Tantangan Kebenaran

TANTANGAN KEBENARAN

Dalam bagian tulisan ini, penulis akan menyajikan bahwa memang pada dasarnya kebenaran itu menolak eksistensi manusia, tetapi karakter terbentuk oleh pedasnya kebenaran. Api kebenaran akan membakar karakter yang bengkok, tingkah laku yang menyimpang.

Ancaman terhadap eksistensi martabat dan kelas sosial adalah kebodohan rohani yang dikerjakan oleh dosa. Kesenangan sendiri menyikingirkan kebahagiaan asli dan diantupkan mata hati untuk jelih melihat kebenaran.  Kekristenan merusak kesenangan sendiri, status sosial, dan eksistensi sehingga mengalami kekecewaan yang fatal. Memusatkan pada kekuatan diri, kemampuan intelektual, dapat diukur dengan kekayaan yang dimiliki, kekuasaan, kejayaan itu kemudian membuat memusatkan diri pada sekularisme materialistik. Hedonisme menjadi pusat dan keilahian. Hati telah direbut oleh kesenangan sekurel tadi. Telah lupa oknum pusat terakhir dan pusat berbagai-bagai sumber. Hati telah direbut dan menjadi pusat oleh ilah-ilah zaman. Ilah-ilah zaman seks, kejayaan, kekayaan, rasionalitas, intelektualistas dan lain-lain.

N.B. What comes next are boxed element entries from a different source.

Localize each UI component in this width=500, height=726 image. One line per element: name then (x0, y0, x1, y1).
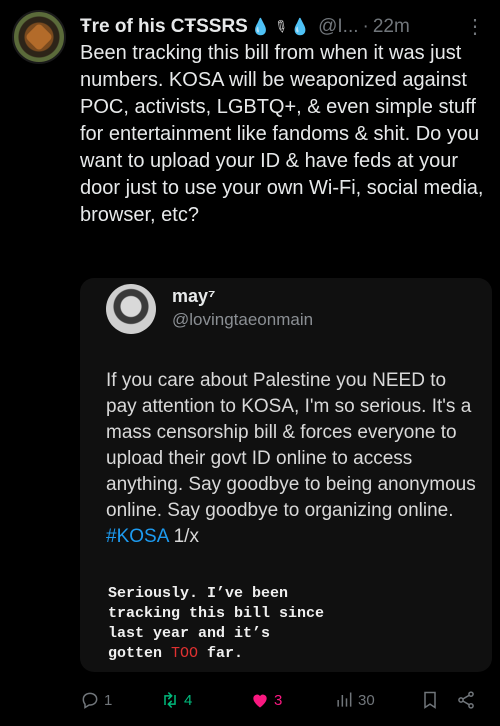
retweet-icon (164, 691, 176, 709)
like-count: 3 (274, 691, 283, 709)
tweet-header: Ŧre of his CŦSSRS 💧 ✎ 💧 @I... · 22m ⋮ (80, 14, 488, 40)
views-count: 30 (358, 691, 375, 709)
caption-part2: far. (198, 645, 244, 662)
bookmark-button[interactable] (420, 690, 440, 710)
quoted-avatar (106, 284, 156, 334)
action-bar: 1 4 3 30 (80, 686, 492, 714)
separator-dot: · (362, 16, 369, 37)
views-button[interactable]: 30 (334, 690, 375, 710)
views-icon (337, 692, 352, 707)
handle[interactable]: @I... (318, 16, 358, 38)
thread-count: 1/x (173, 526, 199, 547)
quoted-handle: @lovingtaeonmain (172, 310, 314, 329)
syringe-icon: ✎ (269, 16, 291, 39)
like-icon (253, 694, 267, 708)
author-avatar[interactable] (12, 10, 66, 64)
timestamp[interactable]: 22m (373, 16, 410, 38)
attached-image[interactable]: may⁷ @lovingtaeonmain If you care about … (80, 278, 492, 672)
retweet-count: 4 (184, 691, 193, 709)
water-drop-icon: 💧 (290, 19, 311, 36)
caption-emphasis: TOO (171, 645, 199, 662)
avatar-emblem (24, 22, 54, 52)
quoted-name: may⁷ (172, 286, 216, 306)
quoted-text-body: If you care about Palestine you NEED to … (106, 370, 476, 521)
hashtag-link: #KOSA (106, 526, 169, 547)
reply-button[interactable]: 1 (80, 690, 112, 710)
share-icon (458, 691, 474, 709)
display-name[interactable]: Ŧre of his CŦSSRS (80, 16, 248, 38)
image-caption: Seriously. I’ve been tracking this bill … (108, 584, 468, 664)
more-icon[interactable]: ⋮ (465, 14, 485, 39)
quoted-text: If you care about Palestine you NEED to … (106, 368, 478, 550)
retweet-button[interactable]: 4 (160, 690, 192, 710)
blood-drop-icon: 💧 (250, 19, 271, 36)
bookmark-icon (424, 691, 436, 709)
tweet-text: Been tracking this bill from when it was… (80, 42, 484, 226)
share-button[interactable] (456, 690, 476, 710)
like-button[interactable]: 3 (250, 690, 282, 710)
reply-icon (82, 692, 98, 709)
reply-count: 1 (104, 691, 113, 709)
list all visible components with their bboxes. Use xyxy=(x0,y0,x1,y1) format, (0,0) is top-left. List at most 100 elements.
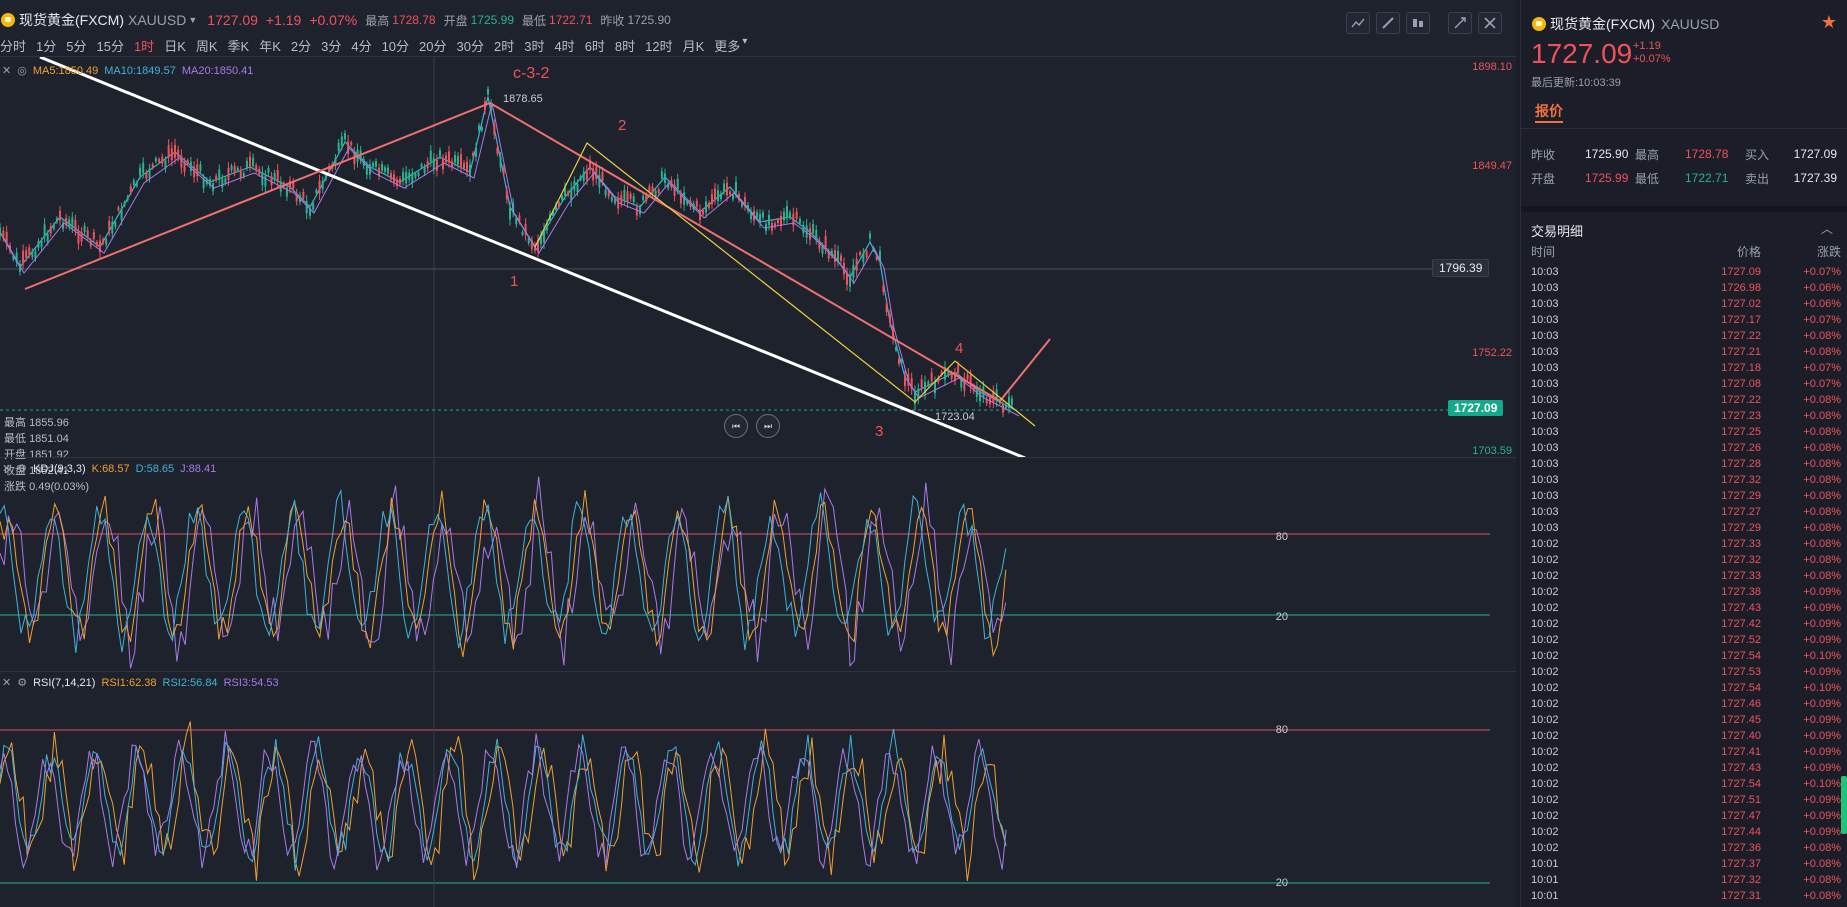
candle-body xyxy=(920,379,923,389)
indicator-line xyxy=(0,476,1007,669)
trade-price: 1727.46 xyxy=(1721,698,1761,710)
close-icon[interactable]: ✕ xyxy=(2,676,11,689)
interval-6[interactable]: 周K xyxy=(196,36,218,54)
gear-icon[interactable]: ⚙ xyxy=(17,676,27,689)
candle-body xyxy=(561,195,563,200)
candle-body xyxy=(657,189,660,194)
trade-price: 1727.33 xyxy=(1721,538,1761,550)
trade-change: +0.09% xyxy=(1803,826,1841,838)
chevron-down-icon[interactable]: ▾ xyxy=(742,36,747,54)
rsi-panel[interactable]: ✕ ⚙ RSI(7,14,21) RSI1:62.38 RSI2:56.84 R… xyxy=(0,671,1516,907)
trade-change: +0.09% xyxy=(1803,666,1841,678)
toggle-icon[interactable] xyxy=(1406,12,1430,34)
gear-icon[interactable]: ⚙ xyxy=(17,462,27,475)
next-bar-icon[interactable]: ⏭ xyxy=(756,414,780,438)
candle-body xyxy=(487,88,489,95)
trade-time: 10:02 xyxy=(1531,602,1559,614)
chevron-down-icon[interactable]: ▼ xyxy=(188,15,197,25)
candle-body xyxy=(651,186,654,194)
interval-5[interactable]: 日K xyxy=(164,36,186,54)
interval-22[interactable]: 更多 xyxy=(714,36,740,54)
interval-21[interactable]: 月K xyxy=(683,36,705,54)
trade-time: 10:01 xyxy=(1531,890,1559,902)
candle-body xyxy=(2,230,5,238)
interval-20[interactable]: 12时 xyxy=(645,36,672,54)
trade-row: 10:03 1727.02 +0.06% xyxy=(1531,296,1841,312)
interval-17[interactable]: 4时 xyxy=(554,36,574,54)
expand-icon[interactable] xyxy=(1448,12,1472,34)
scrollbar-thumb[interactable] xyxy=(1841,776,1847,834)
candle-body xyxy=(435,159,438,171)
trade-row: 10:03 1727.22 +0.08% xyxy=(1531,392,1841,408)
trade-row: 10:02 1727.51 +0.09% xyxy=(1531,792,1841,808)
candle-body xyxy=(302,191,305,199)
chevron-up-icon[interactable]: ︿ xyxy=(1821,220,1833,237)
candle-body xyxy=(86,230,89,238)
trade-change: +0.09% xyxy=(1803,730,1841,742)
interval-12[interactable]: 10分 xyxy=(382,36,409,54)
interval-19[interactable]: 8时 xyxy=(615,36,635,54)
interval-11[interactable]: 4分 xyxy=(351,36,371,54)
candle-body xyxy=(869,233,871,239)
kdj-k: K:68.57 xyxy=(91,462,130,475)
interval-16[interactable]: 3时 xyxy=(524,36,544,54)
trade-time: 10:02 xyxy=(1531,666,1559,678)
candle-body xyxy=(399,178,401,185)
close-icon[interactable]: ✕ xyxy=(2,462,11,475)
interval-0[interactable]: 分时 xyxy=(0,36,26,54)
trade-time: 10:03 xyxy=(1531,458,1559,470)
candle-body xyxy=(230,165,233,171)
candle-body xyxy=(405,171,408,184)
close-icon[interactable]: ✕ xyxy=(2,64,11,77)
indicator-line xyxy=(0,730,1007,871)
gear-icon[interactable]: ◎ xyxy=(17,64,27,77)
interval-3[interactable]: 15分 xyxy=(96,36,123,54)
candle-body xyxy=(1005,404,1007,409)
candle-body xyxy=(129,186,132,193)
candle-body xyxy=(460,154,462,167)
trades-list: 10:03 1727.09 +0.07% 10:03 1726.98 +0.06% 10:0… xyxy=(1531,264,1841,904)
draw-icon[interactable] xyxy=(1376,12,1400,34)
ma20-label: MA20:1850.41 xyxy=(181,64,254,77)
interval-18[interactable]: 6时 xyxy=(585,36,605,54)
kdj-panel[interactable]: ✕ ⚙ KDJ(9,3,3) K:68.57 D:58.65 J:88.41 8… xyxy=(0,457,1516,672)
trade-row: 10:02 1727.43 +0.09% xyxy=(1531,760,1841,776)
tab-quote[interactable]: 报价 xyxy=(1535,101,1563,121)
wave-label: 1 xyxy=(510,273,519,290)
close-icon[interactable] xyxy=(1478,12,1502,34)
header-change: +1.19 xyxy=(265,12,302,28)
interval-14[interactable]: 30分 xyxy=(457,36,484,54)
trade-price: 1727.28 xyxy=(1721,458,1761,470)
candle-body xyxy=(350,142,353,146)
interval-9[interactable]: 2分 xyxy=(291,36,311,54)
trade-time: 10:02 xyxy=(1531,826,1559,838)
interval-13[interactable]: 20分 xyxy=(419,36,446,54)
interval-4[interactable]: 1时 xyxy=(134,36,154,54)
symbol-code[interactable]: XAUUSD xyxy=(128,12,186,28)
candle-body xyxy=(505,190,508,200)
candle-body xyxy=(375,161,377,167)
candle-body xyxy=(558,202,560,207)
price-panel[interactable]: ✕ ◎ MA5:1850.49 MA10:1849.57 MA20:1850.4… xyxy=(0,56,1516,493)
interval-2[interactable]: 5分 xyxy=(66,36,86,54)
interval-8[interactable]: 年K xyxy=(259,36,281,54)
interval-10[interactable]: 3分 xyxy=(321,36,341,54)
alert-marker[interactable]: 🔔 1796.39 xyxy=(1432,259,1490,277)
interval-15[interactable]: 2时 xyxy=(494,36,514,54)
candle-body xyxy=(865,251,868,257)
indicator-icon[interactable] xyxy=(1346,12,1370,34)
candle-body xyxy=(145,172,148,179)
interval-7[interactable]: 季K xyxy=(228,36,250,54)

Pada zaman Renaisans, budaya baru telah cepat dan mampu mengubah tatanan kehidupan sosial. Dinamika perubahan itu memengaruhi manusia dan  kehidupan secara radikal. Dunia menjadi terbalik. Kombinasi pertemuan perubahan membawa perubahan baru yang dapat diterima dan manfaat baik yang dirasakan, dinikmati, dan dialami manusia, tetapi juga sebaliknya, yang dapat menyebabkan hal buruk datang dan merusak tatanan kehidupan bermasyarakat. Kebiasaan hidup orang Kristen berubah drastis. Hatinya telah diombang-ambingkan oleh dinamika perkembangan dan perubahan tersebut. Ketika banyak orang berbondong-bondong mengejar kesenangan dunia, api kebenaran dari dalam diri orang percaya telah pudar. Keadaan hati dan pikiran manusia yang tidak mau taat dan tunduk pada otoritas Allah membuat memilukan Allah. Seperti kebodohan dan pelanggaran orang Israel yang menolak kebenaran menjadi kekayaan bagi dunia dan orang lain (Roma 11:12).

Pengalaman hidup sama seperti orang-orang Kristen-Yahudi kerajaan Romawi Kuno. Dalam dunia yang terpopuler budaya helenisme berbau budaya Yunani kuno menaklukkan seluruh wilayah kawasan kerajaan Romawi kuno. Filsafat orang Yahudi menyesatkan banyak orang Kristen. Kaum Sanhedrin menerjemahkan hukum ke dalam hukum sipil dan publik berdasarkan apa yang baik menurut parameternya, yaitu kaum profetik, yang paralel dengan kebudayaan setempat. Dalam tafsiran dan rumusan, sejumlah aturan Hukum Taurat Musa diterjemahkan sesuai dengan kebiasaan hidup warga setempat dan sangat baik kelihatan di atas kertas putih. Namun demikian, dalam praktiknya tidak disertai dengan hati yang pasrah kepada Tuhan. Dalam hatinya, tidak sama dengan apa yang mereka praktikkan. Hati mereka penuh dengan kebohongan dan memperdayakan banyak orang Yahudi dengan jalan penyimpangan dari kebenaran asli yang terkandung dalam hukum Musa tadi. Memungut kekayaan milik janda, duda, yatim piatu dan warga yang berada di kelas kedua atau ketiga dari stratifikasi sosial dengan jalan memilih pelayanan yang didasarkan pada maksud yang telah tertuang dalam Hukum Taurat tersebut. Mereka menafsirkan secara harfiah.  Menaati hukum sebagai suatu kewajiban agamawi/organisasi, tanpa menyadarkan lebih daripada itu sikap hati yang penyerahan penuh kepada Tuhan.  Tindakan sebagai sesuatu yang benar-benar keluar dari dalam hati itu yang benar dan dinilai Allah. Tetapi bukanlah demikia pada faktanya.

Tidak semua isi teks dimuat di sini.